= Forty-first Amendment of the Constitution (Agreement on a Unified Patent Court) Bill 2024 =

Proposed constitutional amendment in Ireland

The Forty-first Amendment of the Constitution (Agreement on a Unified Patent Court) Bill 2024 (bill no. 7 of 2024) is a proposed amendment to the Constitution of Ireland to allow the state to ratify the Agreement on a Unified Patent Court.

The Agreement on the Unified Patent Court was signed in 2013 by Ireland and 25 EU member states. The Unified Patent Court started operations in 2023 for 17 EU members. The court settles disputes regarding European patents, including European patents with unitary effect. Entry into force of the agreement for Ireland would also mean that Ireland would be covered by the European patent with unitary effect: a single patent covering 17 EU countries.

Ireland plans to establish a local division of the court of first instance in Dublin.

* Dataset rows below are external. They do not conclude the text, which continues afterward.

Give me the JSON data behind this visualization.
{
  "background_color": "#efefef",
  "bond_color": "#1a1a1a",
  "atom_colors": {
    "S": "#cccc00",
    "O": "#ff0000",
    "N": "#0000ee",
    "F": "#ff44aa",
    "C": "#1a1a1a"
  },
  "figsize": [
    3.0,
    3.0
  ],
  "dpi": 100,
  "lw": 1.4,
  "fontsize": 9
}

For Ireland to ratify the agreement, an amendment to the Constitution of Ireland will be required, which must be approved in a bill by both houses of the Oireachtas and in a referendum. The government had stated an intention to hold the referendum on 7 June 2024, the same day as the European Parliament election and local elections. However, in April 2024, it was reported that the government was considering not holding the referendum on that date, considering the defeat of referendums on family and care in March 2024. The postponement was confirmed shortly after by Peter Burke, the Minister for Enterprise, Trade and Employment.

==Wording==
The bill was presented by the Minister for Enterprise, Trade and Employment on 15 February 2024, and was passed by the Dáil on 6 March. It proposes to add the following subsection to Article 29.4:

11° The State may ratify the Agreement on a Unified Patent Court done at Brussels on the 19th day of February 2013. No provision of this Constitution invalidates laws enacted, acts done or measures adopted by the State that are necessitated by the obligations of the State under that Agreement or prevents laws enacted, acts done or measures adopted by bodies competent under that Agreement from having the force of law in the State.

==Campaign==
The Electoral Commission would provide information explaining the proposed amendment and promoting voter participation.

The proposal has support from the Irish Business and Employers Confederation.